■議論の整理
万葉集や古今和歌集などの選定和歌集の研究は盛んだ。歌の韻律が呼び起こすイメージや、日本的な情景を詠った感性が様々な表現技法とともに累々と蓄積され、一つの和歌からほかの多くの和歌を呼び起こすジャンル全体としての芸術として和歌の森は奥が深い。
■問題発見
一方で、それらの大和言葉の芸術以外に、漢詩の教養も積み重ねられている。多くは、真名芸術が男性の教養として扱われている側面があるため、男性貴族たちの間で漢詩を描くことが一種のステータスになってきた。漢詩の教養は、近世や明治時代でも多くの文学者によって引き継がれ、今では近代文学の祖、夏目漱石も漢詩を多く残している。

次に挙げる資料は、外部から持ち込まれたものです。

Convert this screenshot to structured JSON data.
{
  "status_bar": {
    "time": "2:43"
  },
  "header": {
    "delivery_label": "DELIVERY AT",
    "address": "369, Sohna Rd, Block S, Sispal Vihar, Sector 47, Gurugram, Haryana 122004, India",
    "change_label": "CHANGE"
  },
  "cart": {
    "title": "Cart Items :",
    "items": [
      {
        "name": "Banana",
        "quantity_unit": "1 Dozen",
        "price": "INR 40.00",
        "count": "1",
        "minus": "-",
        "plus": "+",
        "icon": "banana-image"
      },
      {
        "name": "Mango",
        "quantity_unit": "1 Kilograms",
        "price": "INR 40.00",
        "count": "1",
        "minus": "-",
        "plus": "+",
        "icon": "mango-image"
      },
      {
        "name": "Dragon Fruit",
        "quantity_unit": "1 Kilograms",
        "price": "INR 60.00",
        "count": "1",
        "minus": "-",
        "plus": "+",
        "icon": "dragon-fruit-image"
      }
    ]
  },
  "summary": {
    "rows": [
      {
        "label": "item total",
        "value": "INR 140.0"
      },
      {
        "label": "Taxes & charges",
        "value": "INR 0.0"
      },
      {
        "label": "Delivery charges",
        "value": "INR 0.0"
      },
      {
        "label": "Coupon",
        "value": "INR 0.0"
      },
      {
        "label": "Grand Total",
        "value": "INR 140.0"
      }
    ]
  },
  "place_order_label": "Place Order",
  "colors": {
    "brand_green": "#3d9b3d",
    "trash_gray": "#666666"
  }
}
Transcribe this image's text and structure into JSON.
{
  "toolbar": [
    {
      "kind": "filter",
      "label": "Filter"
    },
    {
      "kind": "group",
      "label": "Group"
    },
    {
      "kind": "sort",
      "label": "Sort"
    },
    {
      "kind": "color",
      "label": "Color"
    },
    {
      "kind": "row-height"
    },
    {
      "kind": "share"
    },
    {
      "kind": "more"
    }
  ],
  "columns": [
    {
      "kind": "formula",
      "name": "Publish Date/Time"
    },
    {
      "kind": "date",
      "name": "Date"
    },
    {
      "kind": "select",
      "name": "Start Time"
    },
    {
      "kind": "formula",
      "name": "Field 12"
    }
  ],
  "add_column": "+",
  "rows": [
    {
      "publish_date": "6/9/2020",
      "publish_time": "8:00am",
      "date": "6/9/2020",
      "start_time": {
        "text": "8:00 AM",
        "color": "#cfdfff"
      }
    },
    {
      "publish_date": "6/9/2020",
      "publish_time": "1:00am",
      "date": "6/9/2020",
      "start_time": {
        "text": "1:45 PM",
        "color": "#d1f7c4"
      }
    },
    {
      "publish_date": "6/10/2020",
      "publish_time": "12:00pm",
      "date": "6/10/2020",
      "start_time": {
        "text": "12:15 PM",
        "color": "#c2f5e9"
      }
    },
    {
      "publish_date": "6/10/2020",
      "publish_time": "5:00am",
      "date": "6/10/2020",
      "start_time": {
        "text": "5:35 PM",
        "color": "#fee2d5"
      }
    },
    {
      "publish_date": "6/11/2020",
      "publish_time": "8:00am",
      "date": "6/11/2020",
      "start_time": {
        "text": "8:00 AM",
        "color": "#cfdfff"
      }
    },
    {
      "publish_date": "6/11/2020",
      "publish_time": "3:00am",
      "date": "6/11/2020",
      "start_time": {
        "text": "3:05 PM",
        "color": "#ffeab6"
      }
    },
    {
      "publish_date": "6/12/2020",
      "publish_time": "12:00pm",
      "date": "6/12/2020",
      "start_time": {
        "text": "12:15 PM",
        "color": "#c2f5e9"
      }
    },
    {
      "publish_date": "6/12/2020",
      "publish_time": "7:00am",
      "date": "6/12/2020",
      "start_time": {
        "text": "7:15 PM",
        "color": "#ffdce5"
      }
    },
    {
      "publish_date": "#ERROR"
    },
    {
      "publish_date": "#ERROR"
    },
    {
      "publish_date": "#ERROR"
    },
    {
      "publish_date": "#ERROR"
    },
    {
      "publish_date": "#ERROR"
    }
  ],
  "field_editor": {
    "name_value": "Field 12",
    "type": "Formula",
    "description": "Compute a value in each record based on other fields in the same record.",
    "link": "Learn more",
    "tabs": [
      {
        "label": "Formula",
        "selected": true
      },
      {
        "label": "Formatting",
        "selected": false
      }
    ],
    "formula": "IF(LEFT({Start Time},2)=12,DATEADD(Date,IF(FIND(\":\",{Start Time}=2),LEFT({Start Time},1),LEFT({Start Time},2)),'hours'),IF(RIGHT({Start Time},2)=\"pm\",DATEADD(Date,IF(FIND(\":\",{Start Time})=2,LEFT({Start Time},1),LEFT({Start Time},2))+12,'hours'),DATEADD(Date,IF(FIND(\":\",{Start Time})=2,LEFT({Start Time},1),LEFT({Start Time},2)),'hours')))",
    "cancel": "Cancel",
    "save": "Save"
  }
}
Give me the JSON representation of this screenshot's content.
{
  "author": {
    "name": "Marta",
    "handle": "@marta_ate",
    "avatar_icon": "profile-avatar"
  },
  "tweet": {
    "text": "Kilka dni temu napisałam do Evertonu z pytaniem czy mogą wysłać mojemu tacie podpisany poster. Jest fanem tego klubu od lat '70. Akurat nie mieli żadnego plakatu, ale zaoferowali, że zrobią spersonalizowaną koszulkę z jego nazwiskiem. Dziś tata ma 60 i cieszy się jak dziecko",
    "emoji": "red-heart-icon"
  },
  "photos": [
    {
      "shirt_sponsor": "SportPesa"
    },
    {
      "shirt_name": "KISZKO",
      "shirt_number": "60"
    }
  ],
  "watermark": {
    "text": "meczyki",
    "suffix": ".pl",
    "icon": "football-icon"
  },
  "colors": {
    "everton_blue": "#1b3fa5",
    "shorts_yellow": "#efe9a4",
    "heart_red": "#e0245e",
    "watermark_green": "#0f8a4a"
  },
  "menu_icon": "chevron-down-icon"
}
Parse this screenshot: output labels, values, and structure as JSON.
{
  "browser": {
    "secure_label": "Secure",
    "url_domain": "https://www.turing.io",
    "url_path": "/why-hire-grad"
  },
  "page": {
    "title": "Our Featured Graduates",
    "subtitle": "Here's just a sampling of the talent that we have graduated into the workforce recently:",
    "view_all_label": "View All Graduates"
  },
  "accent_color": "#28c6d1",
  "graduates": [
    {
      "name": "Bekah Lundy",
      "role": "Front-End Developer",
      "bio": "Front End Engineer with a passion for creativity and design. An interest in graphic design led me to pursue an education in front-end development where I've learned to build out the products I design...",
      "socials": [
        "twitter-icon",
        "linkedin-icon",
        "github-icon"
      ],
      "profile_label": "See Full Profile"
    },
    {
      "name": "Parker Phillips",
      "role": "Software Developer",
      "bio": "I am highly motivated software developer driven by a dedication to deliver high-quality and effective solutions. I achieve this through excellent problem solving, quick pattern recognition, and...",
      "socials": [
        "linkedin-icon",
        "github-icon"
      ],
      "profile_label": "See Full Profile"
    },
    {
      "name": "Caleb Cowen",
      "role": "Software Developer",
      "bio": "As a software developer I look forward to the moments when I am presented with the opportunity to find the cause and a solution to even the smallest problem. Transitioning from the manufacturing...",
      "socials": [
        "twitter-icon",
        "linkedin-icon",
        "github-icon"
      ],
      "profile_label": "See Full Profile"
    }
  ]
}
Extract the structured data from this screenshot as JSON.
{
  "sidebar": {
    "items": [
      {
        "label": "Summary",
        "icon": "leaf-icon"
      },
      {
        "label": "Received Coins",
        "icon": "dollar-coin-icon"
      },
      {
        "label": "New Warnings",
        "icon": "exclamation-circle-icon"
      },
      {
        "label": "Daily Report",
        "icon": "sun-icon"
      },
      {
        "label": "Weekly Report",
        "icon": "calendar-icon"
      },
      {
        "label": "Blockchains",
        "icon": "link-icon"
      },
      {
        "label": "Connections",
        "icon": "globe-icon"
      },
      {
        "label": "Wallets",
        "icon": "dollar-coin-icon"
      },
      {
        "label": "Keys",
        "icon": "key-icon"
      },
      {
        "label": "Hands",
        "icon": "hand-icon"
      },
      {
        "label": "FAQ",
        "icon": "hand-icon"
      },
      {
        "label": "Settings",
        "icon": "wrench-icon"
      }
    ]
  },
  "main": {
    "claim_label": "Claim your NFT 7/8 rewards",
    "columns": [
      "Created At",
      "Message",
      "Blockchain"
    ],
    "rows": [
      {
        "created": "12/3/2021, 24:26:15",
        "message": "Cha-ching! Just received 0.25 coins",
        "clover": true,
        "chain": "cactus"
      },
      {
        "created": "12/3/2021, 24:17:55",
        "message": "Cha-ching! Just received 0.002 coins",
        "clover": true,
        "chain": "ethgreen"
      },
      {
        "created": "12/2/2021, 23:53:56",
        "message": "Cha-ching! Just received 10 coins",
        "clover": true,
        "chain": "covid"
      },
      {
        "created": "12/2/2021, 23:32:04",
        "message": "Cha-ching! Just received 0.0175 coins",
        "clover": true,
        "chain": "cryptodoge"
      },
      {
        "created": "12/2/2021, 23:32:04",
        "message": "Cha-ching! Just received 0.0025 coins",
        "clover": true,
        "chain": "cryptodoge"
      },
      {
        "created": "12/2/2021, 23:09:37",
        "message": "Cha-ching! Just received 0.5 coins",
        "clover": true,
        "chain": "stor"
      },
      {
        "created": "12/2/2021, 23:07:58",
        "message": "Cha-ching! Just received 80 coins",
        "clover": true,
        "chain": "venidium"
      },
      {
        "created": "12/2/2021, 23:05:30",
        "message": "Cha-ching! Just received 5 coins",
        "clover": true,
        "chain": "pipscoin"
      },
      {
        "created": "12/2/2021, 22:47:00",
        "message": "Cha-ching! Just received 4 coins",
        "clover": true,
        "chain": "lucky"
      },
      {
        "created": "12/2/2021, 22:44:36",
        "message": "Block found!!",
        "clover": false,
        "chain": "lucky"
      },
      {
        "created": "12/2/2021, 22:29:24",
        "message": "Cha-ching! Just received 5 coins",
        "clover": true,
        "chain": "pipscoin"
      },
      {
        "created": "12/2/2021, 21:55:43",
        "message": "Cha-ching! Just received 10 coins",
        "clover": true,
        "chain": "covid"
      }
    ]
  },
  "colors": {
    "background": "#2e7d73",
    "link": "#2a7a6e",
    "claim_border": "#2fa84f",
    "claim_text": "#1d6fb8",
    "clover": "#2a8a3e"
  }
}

それでは和歌を詠じていた歌人が残した漢詩にはどのような要素が見て取れるだろうか。
■論証
万葉歌人である安倍広庭は漢詩が二首残っている。その漢詩を研究した成果によれば、彼の漢詩は中国の虞世南詩との間に語や発想の類似が多くみられるという。具体的には、春の光を、「糸光」と描写し、柳との縁語関係の中で修辞していく作法は、「糸柳」との関係性が見えてくる。このように繊細な語を日本の文脈の中に置く作業を丹念にたどって見えてくるものは意義深いだろう※1。
■結論
漢詩にも様々な種類があるが、壮大な自然と人間の関係を描く漢詩が多い一方で、日本的な感性はどちらかというと細部に宿っていると私は感じている。漢詩の世界を日本的な文脈に置き換えていく作業は、一種の翻訳作業にも似て大変な労力を要したに違いない。漢字の持つ力強さや、その一語がもたらすイメージを、仮名がもつ感性や大和言葉のなめらかさのなかに落とし込む作業が重要であろうと個人的には感じているが、和歌の歌人が漢詩を読む際に行った語の選定作業にその精神を見ることはできないだろうか。
■結論の吟味
和歌の世界と同様に、漢詩の世界も広大だ。その中で昔の歌人が何を選び、何を翻訳し、何を表現しようとしたかを探ることは、現在さかのぼれる限りの日本文学が始まった中古の文学世界の比較文学的な視座を可能にするだろう。上記のようなことを研究したいと考え、貴学への入学を希望する。